3月16日に起きた辺野古沖転覆事故について、ブログ主は沖縄2紙の記事を中心に精力的にチェックしていますが、事件から2カ月たった今日においても(事件に関連した)炎上案件が出てくる異例の事態になった感があります。
ただし先日の文科省発表によって、ピークを迎えた感があるので、ここでブログ主なりに事件を整理・検証し、この事件から導きだされる教訓に言及します。ちなみに玉城知事をはじめ、辺野古新基地反対運動の活動家たちが唱える「安全管理の問題と教育の中立は別問題」はブログ主も正論と考えてますので、「安全管理と再発防止」「平和教育」「事件の教訓」に分けて考察します。
安全管理と再発防止
文科省の報告書、および地元2紙の特集記事から事故を起こした運営団体であるヘリ基地反対協の “ずさんな安全管理” が極めて印象的ですが、実は再発防止策は見えているのです。今回の事件における一番の問題点は旅程管理において旅行会社の手が届かない “学校直手配” であり、今後は旅行会社が100%旅程を管理すればいいだけの話です。

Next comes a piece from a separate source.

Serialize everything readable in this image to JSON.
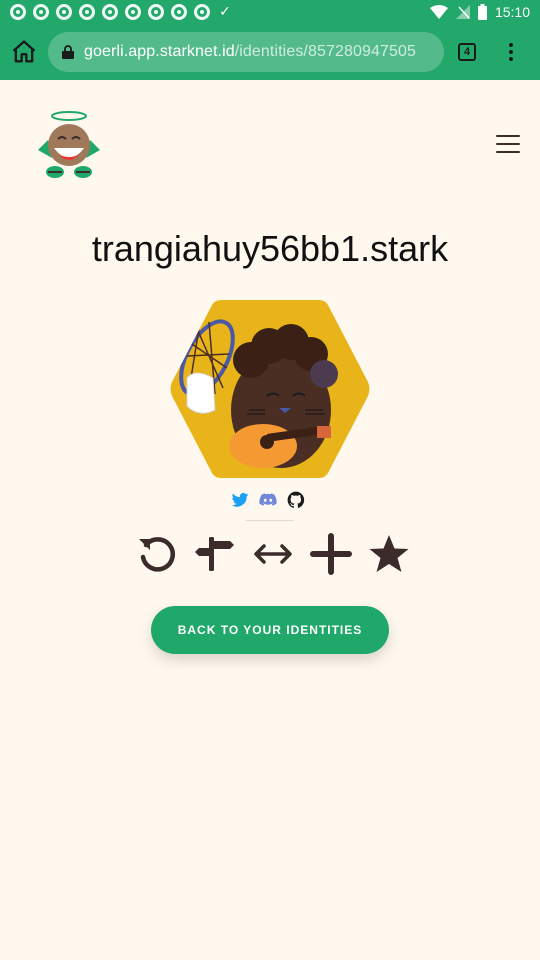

修学旅行における学校直手配はこれまで “慣習” ということで黙認されていたグレー案件ですが、今後は無くなること確実です。つまり最初から旅行会社にすべて任せておけばこんな悲惨な事故は起きなかったわけであり、しかも学校直手配を無くして損をする受け入れ先なんてほとんどありませんから、再発防止策としてはこれで十分です。
平和教育の現場は委縮するか
ブログ主は当初、文科省発表によって沖縄県内の平和学習の現場が “委縮” するのではと考えていましたが、よくよく考えると影響は極めて限定的であり、平和教育の現場はこれまで通りの学習プログラムを提供し続けても問題ないと判断してます。
普天間基地の辺野古移設に反対の声を上げる人たちがいるのは事実なので、辺野古の現場を視察すること自体問題ないですし、活動家の話を聞くのも学習の一環としてOKですが、抗議に使われる船に乗せるのは「いかがなものか」と思わざるを得ません。しかもせっかく現場に来ているのにも関わらず、賛成派や辺野古問題を争点にしない住民たちの話に耳を傾ける機会を設けていないので、文科省が「偏っている」と判断を下し、同志社国際高校も有効な反論ができないのも当然なのです。抗議船なんかに乗船させずに、辺野古の公民館で賛成派などの市民とのディスカッションでもしておけば何の問題も起きなかったのです。
そういうことを分かった上で「文科省の判断は教育の中立性ガー」と唱える人は、実際には本気ではありません。もしも本気だったら来週には玉城知事が出席する “県民大会” が開催されてますよ。もちろんそのような動きはちっとも見受けられませんので、文科省に対して抗議している輩はあくまでも「反対しているグヮーシー(ふり)」であり、適当に流しておけばいいのです。
委縮するのは辺野古新基地反対運動
5月17日付沖縄タイムス21面で「辺野古大行動 来月も中止へ」と題した小さな記事が掲載されてましたが、オール沖縄会議にとっては重要なイベントである辺野古大行進が3カ月連続で中止との異例の事態になっています。
それはつまり(口では新基地建設反対を唱えても)縁起悪いから現場には行きたくないとの活動家、とくに政治家たちの本音が反映された結果であり、おそらく知事選まで大行進は中断されるのではと思われます。もちろん知事選にも影響が出るでしょう。それゆえに玉城知事は辺野古から距離を置くために「沖縄の平和教育の守護者」との立場を取りつつあるように見えますが、そんな浅はかな考えが県民に通用するとはとても思えません。
※参考までに5月17日の記事は辺野古大行進中止の記事の隣に、「犠牲者悼み献花」と題したヘリ基地反対協のニュースを掲載してますが、ブログ主は「お前らのせいでこんなことになった」との嫌味的な記事配置じゃないかと邪推した次第です 🤔
事件の教訓
今回の事件の教訓は明白です。それは「教え子を戦場に送るな」がテンプレの学校教育現場において
戦場以外にも教え子を『死』に追いやるケースがある
ということであり、そしてこの事件の “本質” と言っても過言ではありません。もちろん我が沖縄の辺野古ガーの面々がその教訓から耳を傾けることなく、明日以降も元気よく「文科省ガー」を叫び続けることに1億ウチカビを賭けて今回の記事を負えます。